To our knowledge, this was the first study to address the relationship between suicide risk and serum VGF levels in patients with MDD. We found that: (1) the level of serum VGF in patients with MDD was significantly lower than in control patients, (2) VGF levels in the high-risk group were significantly lower than in the low-risk group, and (3) the risk of suicide in patients with MDD was closely related to the level of serum VGF.
Our results showed that serum VGF levels were significantly lower in patients with acute MDD who were not taking drugs than in the control group, indicating that peripheral VGF synthesis is decreased in MDD, consistent with previous experiments. For example, Jiang showed that levels of VGF in the peripheral blood were lower in patients with MDD than in healthy controls. After 8 weeks of treatment with the antidepressants escitalopram and duloxetine, the levels of serum VGF were recovered [18], suggesting that VGF plays an important role in the pathophysiology of MDD. It is not clear whether VGF passes through the blood-brain barrier, but it has been found in certain brain regions, as well as in CSF [21, 22]. Although the role of serum VGF in depression remains to be determined, similar changes have been documented in depression-like rats [23, 24], suggesting that VGF serum fluctuations reflect neurotrophic disorders in the marginal region. These results show that VGF plays an important role in the neurobiology and pathophysiology of MDD.

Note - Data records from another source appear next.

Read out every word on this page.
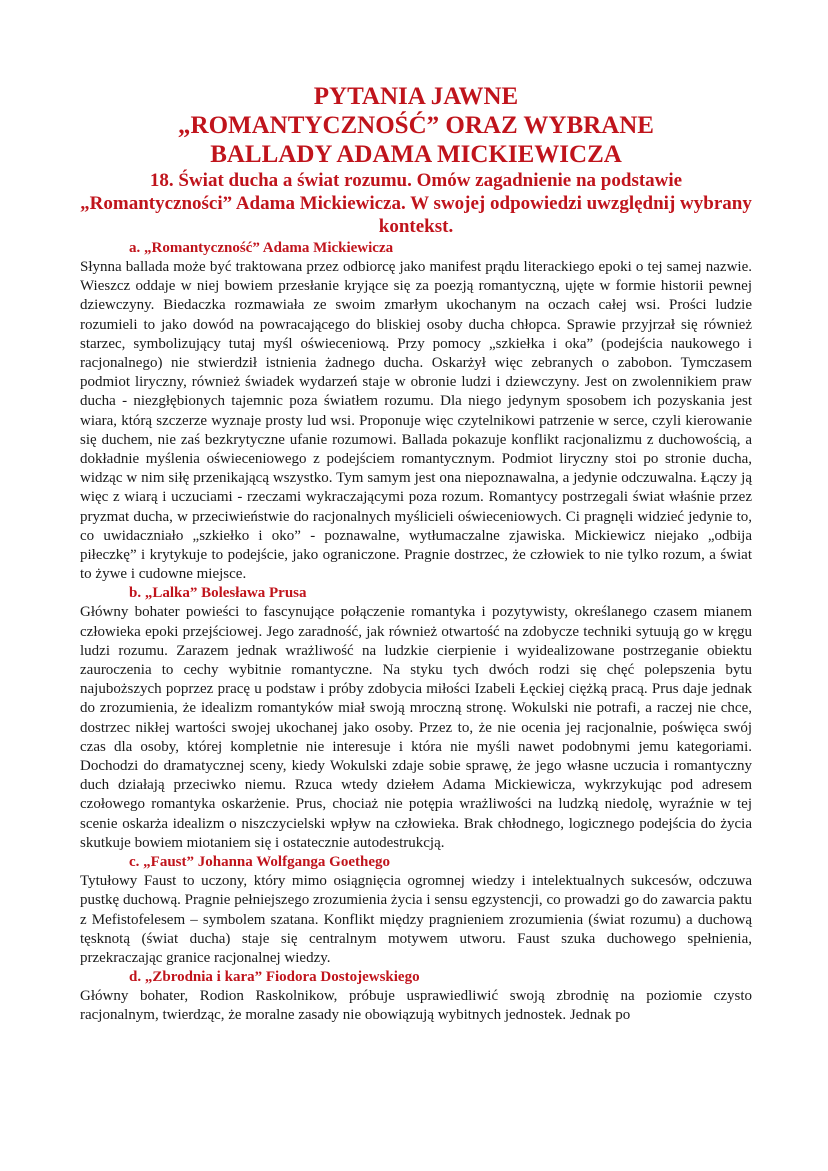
PYTANIA JAWNE
„ROMANTYCZNOŚĆ” ORAZ WYBRANE
BALLADY ADAMA MICKIEWICZA
18. Świat ducha a świat rozumu. Omów zagadnienie na podstawie „Romantyczności” Adama Mickiewicza. W swojej odpowiedzi uwzględnij wybrany kontekst.
a. „Romantyczność” Adama Mickiewicza

Słynna ballada może być traktowana przez odbiorcę jako manifest prądu literackiego epoki o tej samej nazwie. Wieszcz oddaje w niej bowiem przesłanie kryjące się za poezją romantyczną, ujęte w formie historii pewnej dziewczyny. Biedaczka rozmawiała ze swoim zmarłym ukochanym na oczach całej wsi. Prości ludzie rozumieli to jako dowód na powracającego do bliskiej osoby ducha chłopca. Sprawie przyjrzał się również starzec, symbolizujący tutaj myśl oświeceniową. Przy pomocy „szkiełka i oka” (podejścia naukowego i racjonalnego) nie stwierdził istnienia żadnego ducha. Oskarżył więc zebranych o zabobon. Tymczasem podmiot liryczny, również świadek wydarzeń staje w obronie ludzi i dziewczyny. Jest on zwolennikiem praw ducha - niezgłębionych tajemnic poza światłem rozumu. Dla niego jedynym sposobem ich pozyskania jest wiara, którą szczerze wyznaje prosty lud wsi. Proponuje więc czytelnikowi patrzenie w serce, czyli kierowanie się duchem, nie zaś bezkrytyczne ufanie rozumowi. Ballada pokazuje konflikt racjonalizmu z duchowością, a dokładnie myślenia oświeceniowego z podejściem romantycznym. Podmiot liryczny stoi po stronie ducha, widząc w nim siłę przenikającą wszystko. Tym samym jest ona niepoznawalna, a jedynie odczuwalna. Łączy ją więc z wiarą i uczuciami - rzeczami wykraczającymi poza rozum. Romantycy postrzegali świat właśnie przez pryzmat ducha, w przeciwieństwie do racjonalnych myślicieli oświeceniowych. Ci pragnęli widzieć jedynie to, co uwidaczniało „szkiełko i oko” - poznawalne, wytłumaczalne zjawiska. Mickiewicz niejako „odbija piłeczkę” i krytykuje to podejście, jako ograniczone. Pragnie dostrzec, że człowiek to nie tylko rozum, a świat to żywe i cudowne miejsce.

b. „Lalka” Bolesława Prusa

Główny bohater powieści to fascynujące połączenie romantyka i pozytywisty, określanego czasem mianem człowieka epoki przejściowej. Jego zaradność, jak również otwartość na zdobycze techniki sytuują go w kręgu ludzi rozumu. Zarazem jednak wrażliwość na ludzkie cierpienie i wyidealizowane postrzeganie obiektu zauroczenia to cechy wybitnie romantyczne. Na styku tych dwóch rodzi się chęć polepszenia bytu najuboższych poprzez pracę u podstaw i próby zdobycia miłości Izabeli Łęckiej ciężką pracą. Prus daje jednak do zrozumienia, że idealizm romantyków miał swoją mroczną stronę. Wokulski nie potrafi, a raczej nie chce, dostrzec nikłej wartości swojej ukochanej jako osoby. Przez to, że nie ocenia jej racjonalnie, poświęca swój czas dla osoby, której kompletnie nie interesuje i która nie myśli nawet podobnymi jemu kategoriami. Dochodzi do dramatycznej sceny, kiedy Wokulski zdaje sobie sprawę, że jego własne uczucia i romantyczny duch działają przeciwko niemu. Rzuca wtedy dziełem Adama Mickiewicza, wykrzykując pod adresem czołowego romantyka oskarżenie. Prus, chociaż nie potępia wrażliwości na ludzką niedolę, wyraźnie w tej scenie oskarża idealizm o niszczycielski wpływ na człowieka. Brak chłodnego, logicznego podejścia do życia skutkuje bowiem miotaniem się i ostatecznie autodestrukcją.

c. „Faust” Johanna Wolfganga Goethego

Tytułowy Faust to uczony, który mimo osiągnięcia ogromnej wiedzy i intelektualnych sukcesów, odczuwa pustkę duchową. Pragnie pełniejszego zrozumienia życia i sensu egzystencji, co prowadzi go do zawarcia paktu z Mefistofelesem – symbolem szatana. Konflikt między pragnieniem zrozumienia (świat rozumu) a duchową tęsknotą (świat ducha) staje się centralnym motywem utworu. Faust szuka duchowego spełnienia, przekraczając granice racjonalnej wiedzy.

d. „Zbrodnia i kara” Fiodora Dostojewskiego

Główny bohater, Rodion Raskolnikow, próbuje usprawiedliwić swoją zbrodnię na poziomie czysto racjonalnym, twierdząc, że moralne zasady nie obowiązują wybitnych jednostek. Jednak po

To our knowledge, only a few studies have focused on VGF in the peripheral blood of patients with MDD, and none have studied the relationship between the risk of suicide and VGF levels. Our study found that patients with high suicide risk had lower serum VGF than those at low risk, and that the risk of suicide was negatively correlated with the level of VGF. Although no previous articles have linked VGF to suicide risk, many have associated other neuropeptides with suicide. For instance, Jahangard et al. found increased binding of cholecystokinin receptors in the frontal lobe and cingulate cortex of suicide victims [25]. In another study, lower levels of neuropeptide Y were found in the prefrontal cortex and caudate nucleus of suicide victims [26], and Kang et al. found that hypermethylation of brain-derived neurotrophic factor (BDNF) plays a role in the epigenetic susceptibility of patients with acute coronary syndrome who have a history of suicidal ideation. Taken together, these studies suggest that neuropeptides are closely related to suicide risk.

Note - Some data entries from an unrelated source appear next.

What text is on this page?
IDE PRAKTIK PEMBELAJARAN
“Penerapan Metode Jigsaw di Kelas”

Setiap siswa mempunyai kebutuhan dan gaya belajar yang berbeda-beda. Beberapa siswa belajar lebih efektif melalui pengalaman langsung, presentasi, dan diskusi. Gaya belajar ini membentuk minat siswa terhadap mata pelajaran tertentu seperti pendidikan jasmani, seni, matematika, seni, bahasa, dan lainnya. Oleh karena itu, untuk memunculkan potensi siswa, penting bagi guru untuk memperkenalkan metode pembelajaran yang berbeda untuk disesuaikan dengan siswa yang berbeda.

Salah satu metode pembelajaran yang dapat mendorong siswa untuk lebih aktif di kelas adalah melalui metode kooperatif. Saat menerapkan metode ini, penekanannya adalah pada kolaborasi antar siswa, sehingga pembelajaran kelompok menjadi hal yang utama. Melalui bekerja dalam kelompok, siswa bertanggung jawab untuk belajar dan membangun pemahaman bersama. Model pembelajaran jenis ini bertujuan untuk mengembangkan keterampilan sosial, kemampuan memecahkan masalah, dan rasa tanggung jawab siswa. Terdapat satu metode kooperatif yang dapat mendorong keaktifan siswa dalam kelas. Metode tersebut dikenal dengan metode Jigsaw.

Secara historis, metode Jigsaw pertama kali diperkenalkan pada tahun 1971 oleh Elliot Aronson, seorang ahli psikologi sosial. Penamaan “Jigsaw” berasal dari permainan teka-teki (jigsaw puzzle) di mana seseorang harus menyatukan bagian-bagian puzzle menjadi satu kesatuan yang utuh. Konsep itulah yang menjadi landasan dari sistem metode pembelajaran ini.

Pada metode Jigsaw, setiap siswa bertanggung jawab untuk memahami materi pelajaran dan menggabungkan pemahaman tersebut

VGF, being a neuropeptide, may therefore play a key role in the human stress response. Stress events such as attempted suicide may alter the responsiveness of the hypothalamic-pituitary-adrenal system, and stress-induced corticosteroids reduce the expression of VGF levels in the blood and brain [27]. Stress events can also enhance the expression of tyrosine hydroxylase, which regulates catecholamine synthesis, while glycopeptide increases with the final increase of norepinephrine transmission [28–30]. This may determine the direct and indirect inhibition of the function of postsynaptic neurons related to depressive behavior.
Another explanation for the low levels of VGF in patients at risk of suicide is that decreased serotonin function in such patients may down-regulate the expression of VGF. Patients with suicidal depression have lower levels of 5-HIAA, which is the main decomposition product of serotonin in the CSF [31]. Low levels of CSF 5-HIAA predict future suicides and attempted suicides. Other indicators of decreased serotonin function in suicidal depression include prolactin insensitivity to fluoroamphetamine and abnormal platelet serotonin function [32]. Both BDNF and serotonin regulate synaptic plasticity, neurogenesis, and neuronal survival. These two signaling molecules are related to each other, while VGF and BDNF regulate each other [33]. Therefore, a damaged serotonin signal may reduce VGF expression in patients with suicidal depression.

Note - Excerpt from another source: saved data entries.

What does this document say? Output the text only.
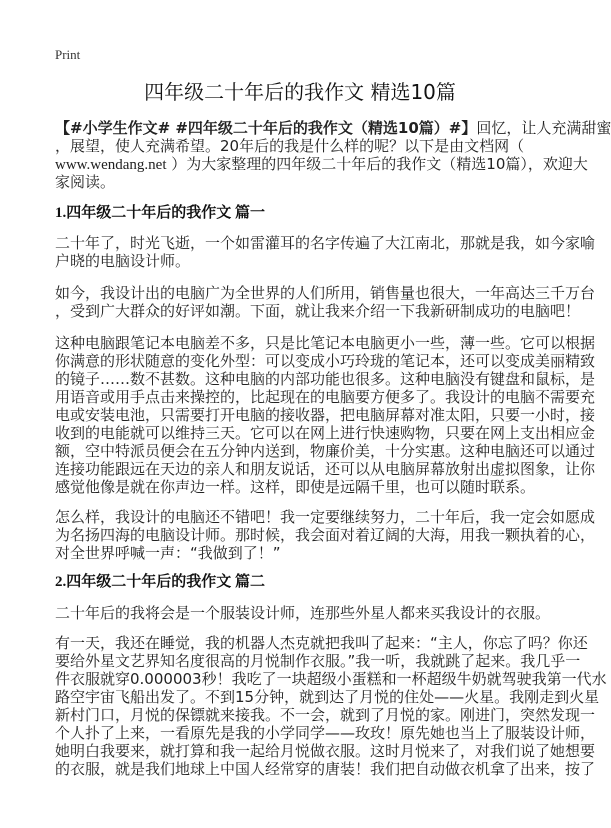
Print
四年级二十年后的我作文 精选10篇
【#小学生作文# #四年级二十年后的我作文（精选10篇）#】回忆，让人充满甜蜜
，展望，使人充满希望。20年后的我是什么样的呢？以下是由文档网（
www.wendang.net ）为大家整理的四年级二十年后的我作文（精选10篇），欢迎大
家阅读。
1.四年级二十年后的我作文 篇一
二十年了，时光飞逝，一个如雷灌耳的名字传遍了大江南北，那就是我，如今家喻
户晓的电脑设计师。
如今，我设计出的电脑广为全世界的人们所用，销售量也很大，一年高达三千万台
，受到广大群众的好评如潮。下面，就让我来介绍一下我新研制成功的电脑吧！
这种电脑跟笔记本电脑差不多，只是比笔记本电脑更小一些，薄一些。它可以根据
你满意的形状随意的变化外型：可以变成小巧玲珑的笔记本，还可以变成美丽精致
的镜子……数不甚数。这种电脑的内部功能也很多。这种电脑没有键盘和鼠标，是
用语音或用手点击来操控的，比起现在的电脑要方便多了。我设计的电脑不需要充
电或安装电池，只需要打开电脑的接收器，把电脑屏幕对准太阳，只要一小时，接
收到的电能就可以维持三天。它可以在网上进行快速购物，只要在网上支出相应金
额，空中特派员便会在五分钟内送到，物廉价美，十分实惠。这种电脑还可以通过
连接功能跟远在天边的亲人和朋友说话，还可以从电脑屏幕放射出虚拟图象，让你
感觉他像是就在你声边一样。这样，即使是远隔千里，也可以随时联系。
怎么样，我设计的电脑还不错吧！我一定要继续努力，二十年后，我一定会如愿成
为名扬四海的电脑设计师。那时候，我会面对着辽阔的大海，用我一颗执着的心，
对全世界呼喊一声：“我做到了！”
2.四年级二十年后的我作文 篇二
二十年后的我将会是一个服装设计师，连那些外星人都来买我设计的衣服。
有一天，我还在睡觉，我的机器人杰克就把我叫了起来：“主人，你忘了吗？你还
要给外星文艺界知名度很高的月悦制作衣服。”我一听，我就跳了起来。我几乎一
件衣服就穿0.000003秒！我吃了一块超级小蛋糕和一杯超级牛奶就驾驶我第一代水
路空宇宙飞船出发了。不到15分钟，就到达了月悦的住处——火星。我刚走到火星
新村门口，月悦的保镖就来接我。不一会，就到了月悦的家。刚进门，突然发现一
个人扑了上来，一看原先是我的小学同学——玫玫！原先她也当上了服装设计师，
她明白我要来，就打算和我一起给月悦做衣服。这时月悦来了，对我们说了她想要
的衣服，就是我们地球上中国人经常穿的唐装！我们把自动做衣机拿了出来，按了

The present study had some limitations. Firstly, the sample size was very small. Secondly, it is not clear whether VGF can cross the blood-brain barrier or whether VGF levels in the peripheral blood represent levels in the brain. Thirdly, to highlight the specificity of our findings in patients with suicidal depression, we only tested VGF levels; we did not detect other nutritional factors that have been associated with suicide risk. In future studies, we will evaluate serum VGF levels in a large number of matched control subjects; we will also conduct longitudinal studies to explain these preliminary findings.
In conclusion, the results of the current study showed that VGF levels in patients with MDD were down-regulated, and that the risk of suicide is associated with VGF levels.